Au-delà de la Villa Noailles, qui reste mon travail au quotidien, je tente de mettre sur un même plan l’ensemble de mes activités artistiques, en mettant dans chacune d’entre elles une énergie égale. L’essentiel est de pouvoir organiser au mieux son emploi du temps afin d’anticiper sur le prochain projet.

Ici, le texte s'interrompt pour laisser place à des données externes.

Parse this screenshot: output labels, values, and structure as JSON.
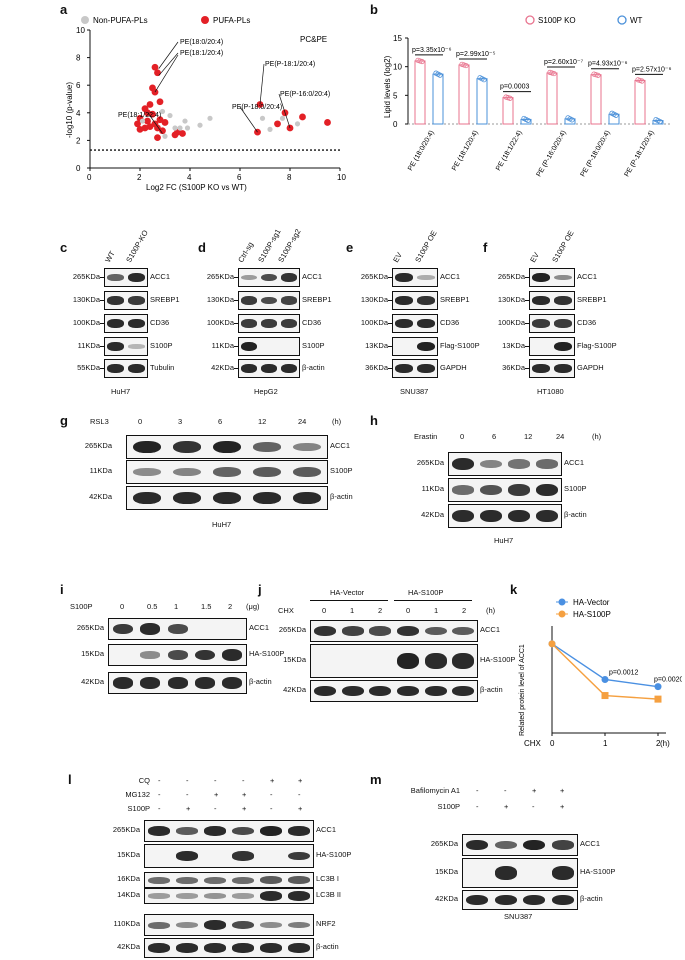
{
  "panel_letters": {
    "a": "a",
    "b": "b",
    "c": "c",
    "d": "d",
    "e": "e",
    "f": "f",
    "g": "g",
    "h": "h",
    "i": "i",
    "j": "j",
    "k": "k",
    "l": "l",
    "m": "m"
  },
  "colors": {
    "pufa": "#e32026",
    "nonpufa": "#c8c8c8",
    "ko": "#e8738e",
    "wt": "#4a90d9",
    "vector": "#4a90e2",
    "s100p": "#f5a040"
  },
  "panel_a": {
    "legend": [
      "Non-PUFA-PLs",
      "PUFA-PLs"
    ],
    "tag": "PC&PE",
    "labels": [
      "PE(18:0/20:4)",
      "PE(18:1/20:4)",
      "PE(P-18:1/20:4)",
      "PE(P-16:0/20:4)",
      "PE(P-18:0/20:4)",
      "PE(18:1/22:4)"
    ]
  },
  "chart_data": [
    {
      "type": "scatter",
      "xlabel": "Log2 FC (S100P KO vs WT)",
      "ylabel": "-log10 (p-value)",
      "xlim": [
        0,
        10
      ],
      "ylim": [
        0,
        10
      ],
      "xticks": [
        0,
        2,
        4,
        6,
        8,
        10
      ],
      "yticks": [
        0,
        2,
        4,
        6,
        8,
        10
      ],
      "threshold_y": 1.3,
      "series": [
        {
          "name": "PUFA-PLs",
          "points": [
            [
              2.6,
              7.3
            ],
            [
              2.7,
              6.9
            ],
            [
              2.5,
              5.8
            ],
            [
              2.6,
              5.5
            ],
            [
              2.4,
              4.6
            ],
            [
              2.8,
              4.8
            ],
            [
              2.2,
              4.3
            ],
            [
              2.3,
              4.0
            ],
            [
              2.5,
              3.9
            ],
            [
              2.0,
              3.6
            ],
            [
              2.3,
              3.4
            ],
            [
              2.8,
              3.5
            ],
            [
              1.9,
              3.2
            ],
            [
              2.6,
              3.2
            ],
            [
              3.0,
              3.3
            ],
            [
              2.4,
              3.0
            ],
            [
              2.2,
              2.9
            ],
            [
              2.7,
              2.9
            ],
            [
              2.0,
              2.8
            ],
            [
              2.9,
              2.7
            ],
            [
              3.5,
              2.6
            ],
            [
              3.7,
              2.5
            ],
            [
              3.4,
              2.4
            ],
            [
              2.7,
              2.2
            ],
            [
              6.8,
              4.6
            ],
            [
              7.8,
              4.0
            ],
            [
              8.5,
              3.7
            ],
            [
              7.5,
              3.2
            ],
            [
              8.0,
              2.9
            ],
            [
              9.5,
              3.3
            ],
            [
              6.7,
              2.6
            ]
          ]
        },
        {
          "name": "Non-PUFA-PLs",
          "points": [
            [
              2.1,
              3.4
            ],
            [
              2.9,
              4.1
            ],
            [
              3.2,
              3.8
            ],
            [
              3.8,
              3.4
            ],
            [
              3.9,
              2.9
            ],
            [
              4.4,
              3.1
            ],
            [
              4.8,
              3.6
            ],
            [
              3.4,
              2.9
            ],
            [
              6.9,
              3.6
            ],
            [
              7.2,
              2.8
            ],
            [
              7.7,
              3.6
            ],
            [
              8.3,
              3.2
            ],
            [
              3.0,
              2.3
            ],
            [
              3.6,
              2.9
            ]
          ]
        }
      ]
    },
    {
      "type": "bar",
      "ylabel": "Lipid levels (log2)",
      "ylim": [
        0,
        15
      ],
      "yticks": [
        0,
        5,
        10,
        15
      ],
      "categories": [
        "PE (18:0/20:4)",
        "PE (18:1/20:4)",
        "PE (18:1/22:4)",
        "PE (P-16:0/20:4)",
        "PE (P-18:0/20:4)",
        "PE (P-18:1/20:4)"
      ],
      "series": [
        {
          "name": "S100P KO",
          "values": [
            11.0,
            10.3,
            4.6,
            8.9,
            8.6,
            7.6
          ]
        },
        {
          "name": "WT",
          "values": [
            8.7,
            7.9,
            0.8,
            0.9,
            1.7,
            0.6
          ]
        }
      ],
      "pvalues": [
        "p=3.35x10⁻⁶",
        "p=2.99x10⁻⁵",
        "p=0.0003",
        "p=2.60x10⁻⁷",
        "p=4.93x10⁻⁶",
        "p=2.57x10⁻⁶"
      ]
    },
    {
      "type": "line",
      "ylabel": "Related protein level of ACC1",
      "xlabel_left": "CHX",
      "xunit": "(h)",
      "x": [
        0,
        1,
        2
      ],
      "ylim": [
        0,
        1.2
      ],
      "yticks": [
        0,
        0.2,
        0.4,
        0.6,
        0.8,
        1.0,
        1.2
      ],
      "series": [
        {
          "name": "HA-Vector",
          "values": [
            1.0,
            0.6,
            0.52
          ]
        },
        {
          "name": "HA-S100P",
          "values": [
            1.0,
            0.42,
            0.38
          ]
        }
      ],
      "pvalues": [
        "p=0.0012",
        "p=0.0020"
      ]
    }
  ],
  "panel_c": {
    "cols": [
      "WT",
      "S100P-KO"
    ],
    "mw": [
      "265KDa",
      "130KDa",
      "100KDa",
      "11KDa",
      "55KDa"
    ],
    "prot": [
      "ACC1",
      "SREBP1",
      "CD36",
      "S100P",
      "Tubulin"
    ],
    "cell": "HuH7"
  },
  "panel_d": {
    "cols": [
      "Ctrl-sg",
      "S100P-sg1",
      "S100P-sg2"
    ],
    "mw": [
      "265KDa",
      "130KDa",
      "100KDa",
      "11KDa",
      "42KDa"
    ],
    "prot": [
      "ACC1",
      "SREBP1",
      "CD36",
      "S100P",
      "β-actin"
    ],
    "cell": "HepG2"
  },
  "panel_e": {
    "cols": [
      "EV",
      "S100P OE"
    ],
    "mw": [
      "265KDa",
      "130KDa",
      "100KDa",
      "13KDa",
      "36KDa"
    ],
    "prot": [
      "ACC1",
      "SREBP1",
      "CD36",
      "Flag-S100P",
      "GAPDH"
    ],
    "cell": "SNU387"
  },
  "panel_f": {
    "cols": [
      "EV",
      "S100P OE"
    ],
    "mw": [
      "265KDa",
      "130KDa",
      "100KDa",
      "13KDa",
      "36KDa"
    ],
    "prot": [
      "ACC1",
      "SREBP1",
      "CD36",
      "Flag-S100P",
      "GAPDH"
    ],
    "cell": "HT1080"
  },
  "panel_g": {
    "treat": "RSL3",
    "times": [
      "0",
      "3",
      "6",
      "12",
      "24"
    ],
    "unit": "(h)",
    "mw": [
      "265KDa",
      "11KDa",
      "42KDa"
    ],
    "prot": [
      "ACC1",
      "S100P",
      "β-actin"
    ],
    "cell": "HuH7"
  },
  "panel_h": {
    "treat": "Erastin",
    "times": [
      "0",
      "6",
      "12",
      "24"
    ],
    "unit": "(h)",
    "mw": [
      "265KDa",
      "11KDa",
      "42KDa"
    ],
    "prot": [
      "ACC1",
      "S100P",
      "β-actin"
    ],
    "cell": "HuH7"
  },
  "panel_i": {
    "treat": "S100P",
    "doses": [
      "0",
      "0.5",
      "1",
      "1.5",
      "2"
    ],
    "unit": "(μg)",
    "mw": [
      "265KDa",
      "15KDa",
      "42KDa"
    ],
    "prot": [
      "ACC1",
      "HA-S100P",
      "β-actin"
    ]
  },
  "panel_j": {
    "groups": [
      "HA-Vector",
      "HA-S100P"
    ],
    "treat": "CHX",
    "times": [
      "0",
      "1",
      "2",
      "0",
      "1",
      "2"
    ],
    "unit": "(h)",
    "mw": [
      "265KDa",
      "15KDa",
      "42KDa"
    ],
    "prot": [
      "ACC1",
      "HA-S100P",
      "β-actin"
    ]
  },
  "panel_l": {
    "rows": [
      "CQ",
      "MG132",
      "S100P"
    ],
    "signs": [
      [
        "-",
        "-",
        "-",
        "-",
        "+",
        "+"
      ],
      [
        "-",
        "-",
        "+",
        "+",
        "-",
        "-"
      ],
      [
        "-",
        "+",
        "-",
        "+",
        "-",
        "+"
      ]
    ],
    "mw": [
      "265KDa",
      "15KDa",
      "16KDa",
      "14KDa",
      "110KDa",
      "42KDa"
    ],
    "prot": [
      "ACC1",
      "HA-S100P",
      "LC3B I",
      "LC3B II",
      "NRF2",
      "β-actin"
    ]
  },
  "panel_m": {
    "rows": [
      "Bafilomycin A1",
      "S100P"
    ],
    "signs": [
      [
        "-",
        "-",
        "+",
        "+"
      ],
      [
        "-",
        "+",
        "-",
        "+"
      ]
    ],
    "mw": [
      "265KDa",
      "15KDa",
      "42KDa"
    ],
    "prot": [
      "ACC1",
      "HA-S100P",
      "β-actin"
    ],
    "cell": "SNU387"
  }
}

Ce mois-ci, je suis très heureux de travailler sur la sortie en vinyle du dernier album d’Hifiklub, qui permet à mon sens de mieux comprendre le projet How To Make Friends et ses 4 EP regroupés dans un album unique. Cette nouvelle version nous permettra de disposer d’un EP sur chaque face, mettant plus facilement en valeur le travail de tel producteur par rapport à un autre. Toujours pour parler vinyle, nous sortons également ce mois-ci un EP composé de remixes, que nous utilisons spécialement dans le cadre d’une exposition que nous proposons avec l’artiste Arnaud Maguet, avec qui nous venons également de tourner un ensemble de vidéos basées sur des enregistrements effectués avec Jean-Marc Montera et Lee Ranaldo dans le contexte très particulier de notre local de création : une ancienne boîte de nuit désaffectée.
Le projet The Wicked Witches Of The South que j’ai initié en compagnie de R. Stevie Moore, Frédéric Landini et Mike Watt m’apporte aussi beaucoup de fierté sur un plan plus personnel et pour des raisons différentes : avancer sur un projet commun avec ces trois personnalités fortes est très stimulant.
Quant à mes espoirs, le prochain album d’Hifiklub, que nous sommes en train de composer, devrait nous apporter de belles satisfactions, humaines et artistiques… enfin, j’espère, oui.
Hifiklub, que tu formes avec Luc Benito (batterie) et Nicolas Morcillo (guitare), a, dès ses débuts discographiques avec French Accent (2006, Parallel Factory), transgressé la notion de “groupe” classiquement admise dans le petit dico du rock à papa. Peux-tu nous expliquer d’où vient cette volonté d’ouverture, aussi bien au niveau de l’identité musicale d’Hifiklub que de sa composition à géométrie variable ?
Oui en effet, notre trio se veut être à géométrie variable. Cette approche peut s’expliquer de différentes manières : la place qu’occupent dans nos discothèques un certain jazz ou certaines musiques plus expérimentales, pour lesquelles l’idée de groupe est en constante évolution. Mais la réponse à ta question vient surtout d’un disque, qui est pour nous essentiel : Ball-Hog or Tugboat? de Mike Watt, qui transcende d’une certaine façon la définition classique d’un groupe rock. Watt compose toutes les chansons, mais leur interprétation, hormis sa présence sur chaque morceau bien sûr, s’effectue en compagnie de toute une série d’intervenants extérieurs qui ne dénature pas pour autant la cohérence du son et de l’album en lui même.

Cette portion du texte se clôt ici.